FROM nvcr.io/nvidia/pytorch:24.10-py3 AS builder

############################
# Build FFTW
############################
ARG FFTW_VERSION=3.3.10
WORKDIR /tmp/fftw
RUN wget --no-check-certificate ftp://ftp.fftw.org/pub/fftw/fftw-${FFTW_VERSION}.tar.gz && \
    tar -xf /tmp/fftw/fftw-${FFTW_VERSION}.tar.gz && \
    cd /tmp/fftw/fftw-${FFTW_VERSION} && \
    CC=gcc CFLAGS='-march=haswell -mtune=haswell -O3 -pipe' \
    CXX=g++ CXXFLAGS='-march=haswell -mtune=haswell -O3 -pipe' \
    FFLAGS='-march=haswell -mtune=haswell -O3 -pipe' \
    LDFLAGS=-Wl,--as-needed \
    ./configure --prefix=/usr/local/fftw --enable-avx --enable-avx2 \
        --enable-float --enable-shared --enable-sse2 --enable-threads && \
    make -j"$(nproc)" && \
    make -j"$(nproc)" install && \
    cd / && rm -rf /tmp/fftw

############################
# Build GROMACS
############################
ARG GMX_VERSION=2025.0
WORKDIR /tmp/gromacs
RUN wget --no-check-certificate ftp://ftp.gromacs.org/gromacs/gromacs-${GMX_VERSION}.tar.gz && \
    tar -xf gromacs-${GMX_VERSION}.tar.gz && \
    cd gromacs-${GMX_VERSION} && mkdir build && cd build && \
    CC=gcc CFLAGS='-march=haswell -mtune=haswell -O3 -pipe' \
    CXX=g++ CXXFLAGS='-march=haswell -mtune=haswell -O3 -pipe' \
    FFLAGS='-march=haswell -mtune=haswell -O3 -pipe' \
    LDFLAGS=-Wl,--as-needed \
    cmake \
      -DCMAKE_INSTALL_PREFIX=/usr/local/gromacs/avx2_256 \
      -DGMX_SIMD=AVX2_256 \
      -DCMAKE_BUILD_TYPE=Release \
      -DCMAKE_C_FLAGS_RELEASE='-march=haswell -mtune=haswell -O3 -pipe -DNDEBUG' \
      -DCMAKE_CXX_FLAGS_RELEASE='-march=haswell -mtune=haswell -O3 -pipe -DNDEBUG' \
      -DREGRESSIONTEST_DOWNLOAD=OFF \
      -DBUILD_SHARED_LIBS=ON \
      -DGMX_GPU=CUDA \
      -DGMX_OPENMP=True \
      -DGMX_FFT_LIBRARY=fftw3 \
      -DFFTWF_LIBRARY=/usr/local/fftw/lib/libfftw3f.so \
      -DFFTWF_INCLUDE_DIR=/usr/local/fftw/include \
      -DGMX_BUILD_OWN_FFTW=OFF \
      -DGMX_BUILD_OWN_BLAS=ON \
      -DGMX_BUILD_OWN_LAPACK=ON \
      -DGMX_DOUBLE=OFF \
      -DGMX_X11=OFF \
      -DGMX_THREAD_MPI=ON \
      -DGMXAPI=OFF \
      -DGMX_CUDA_TARGET_SM='80;86;90' \
      ../ && \
    cmake --build . --target all -- -j$(nproc) && \
    cmake --build . --target install -- -j$(nproc) && \
    cd / && rm -rf /tmp/gromacs

I should also mention that I have run very similar simulations on HPC compute nodes that have eight A100 GPUs. I did not observe any crashes for simulations running on the older A100 compute nodes.
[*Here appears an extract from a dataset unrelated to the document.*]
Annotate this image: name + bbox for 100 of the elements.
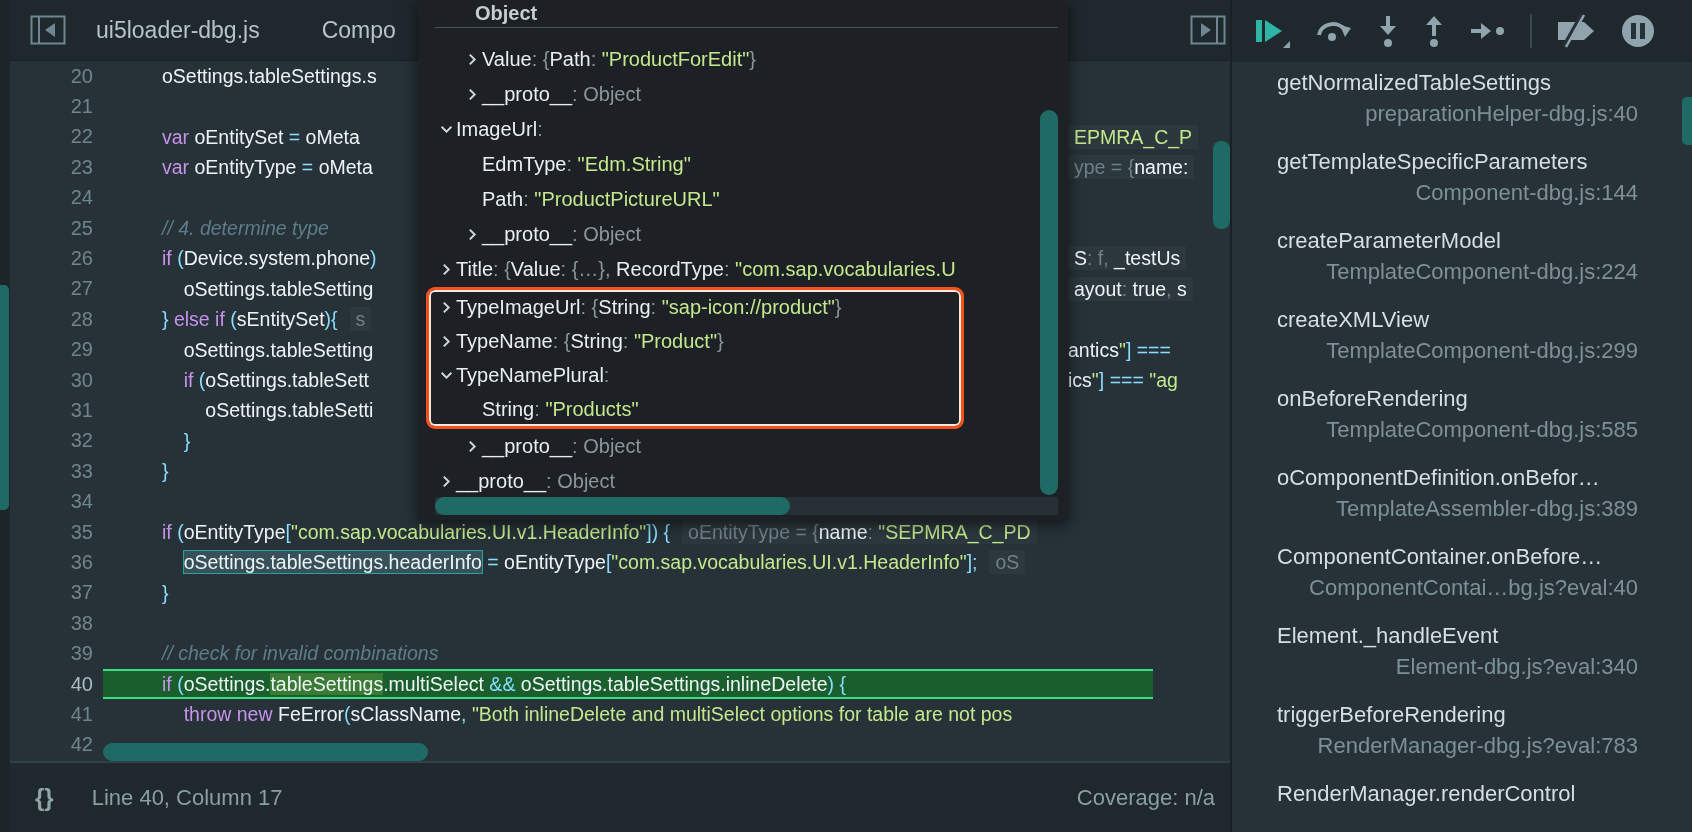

Based on what I am observing, I think that this is caused by a race condition in the GPU update for constraints. I am not familiar with this code but the fact that the crash appears during the destruction phase (specifically in the destructor of UpdateConstrainGpu::Impl) suggests that the memory being freed might still be referenced by an asynchronous kernel that did not complete due to a synchronization issue. This could be aggravated by the aggressive scheduling on H100 hardware.